#3 BRIGHT LIGHTS, BIG CITY by Jay McInerney
I’m thinking back to the fall of 2003. I was living in Missoula, Montana, setting myself on a course of self-destruction with drugs and drink, directionless, lost in a new city and losing sight of whatever ambitions had led me there. It was not a big city, Missoula, and the lights were not terribly bright. You could see the stars there just fine. But anyway there were moments in the course of reading Bright Lights, Big City last fall where I felt like I was reading through old journals. The second-person narration was rendered more effective by the eerie similarities between my life and the life of the book’s protagonist, just effective enough last year to tap into some powerful emotional memories surrounding the death of my mother. If I had read the novel in 2003, I might have lost my grip on reality, the second-person tense giving it the discomfiting feeling of personal address. As it was, the novel provided instead a certain kind of catharsis, helping me to reflect back on that pain without being overwhelmed by it.

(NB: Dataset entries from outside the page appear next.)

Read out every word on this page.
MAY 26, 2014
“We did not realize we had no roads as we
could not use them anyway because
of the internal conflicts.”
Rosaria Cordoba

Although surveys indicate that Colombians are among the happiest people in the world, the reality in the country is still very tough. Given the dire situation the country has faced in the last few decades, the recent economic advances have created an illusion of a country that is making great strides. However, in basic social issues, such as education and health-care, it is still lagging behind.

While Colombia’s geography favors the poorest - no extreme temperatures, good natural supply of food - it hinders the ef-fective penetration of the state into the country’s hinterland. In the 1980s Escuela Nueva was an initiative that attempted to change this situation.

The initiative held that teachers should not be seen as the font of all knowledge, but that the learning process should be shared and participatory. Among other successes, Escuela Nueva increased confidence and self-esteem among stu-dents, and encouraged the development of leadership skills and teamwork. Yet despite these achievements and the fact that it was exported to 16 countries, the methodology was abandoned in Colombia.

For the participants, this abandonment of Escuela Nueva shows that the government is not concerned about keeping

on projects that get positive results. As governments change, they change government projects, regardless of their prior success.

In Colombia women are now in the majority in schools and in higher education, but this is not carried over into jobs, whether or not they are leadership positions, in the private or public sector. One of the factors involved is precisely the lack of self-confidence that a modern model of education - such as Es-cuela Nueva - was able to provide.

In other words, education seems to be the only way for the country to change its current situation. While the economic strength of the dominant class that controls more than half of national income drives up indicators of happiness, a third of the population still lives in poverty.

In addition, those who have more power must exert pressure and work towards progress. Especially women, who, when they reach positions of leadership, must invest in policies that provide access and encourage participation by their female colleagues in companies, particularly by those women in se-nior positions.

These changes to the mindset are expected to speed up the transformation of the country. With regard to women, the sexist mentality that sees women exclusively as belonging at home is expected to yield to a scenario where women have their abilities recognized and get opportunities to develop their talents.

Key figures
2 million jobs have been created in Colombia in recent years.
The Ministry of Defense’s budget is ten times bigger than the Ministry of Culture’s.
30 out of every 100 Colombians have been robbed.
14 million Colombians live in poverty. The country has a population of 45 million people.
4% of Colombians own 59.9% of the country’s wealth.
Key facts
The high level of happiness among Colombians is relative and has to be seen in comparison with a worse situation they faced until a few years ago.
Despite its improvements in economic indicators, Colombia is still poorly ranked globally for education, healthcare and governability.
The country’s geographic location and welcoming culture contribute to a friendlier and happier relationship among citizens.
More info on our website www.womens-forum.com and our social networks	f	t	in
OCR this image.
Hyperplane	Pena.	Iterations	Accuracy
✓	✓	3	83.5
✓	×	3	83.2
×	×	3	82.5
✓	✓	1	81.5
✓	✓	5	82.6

With such a strong emotional connection to that novel, it’s unsurprising that Patrick de Witt’s ABLUTIONS: NOTES FOR A NOVEL left me a little cold, but maybe it’s unfortunate. Ablutions is the heir apparent to Bright Lights, Big City, right down to the self-destruction and the inverted point of view, and it was superbly written, but it was a little to bleak throughout, without the lining of hope that McInerney offered. Still, for any fans of the former, I’d recommend the latter without hesitation.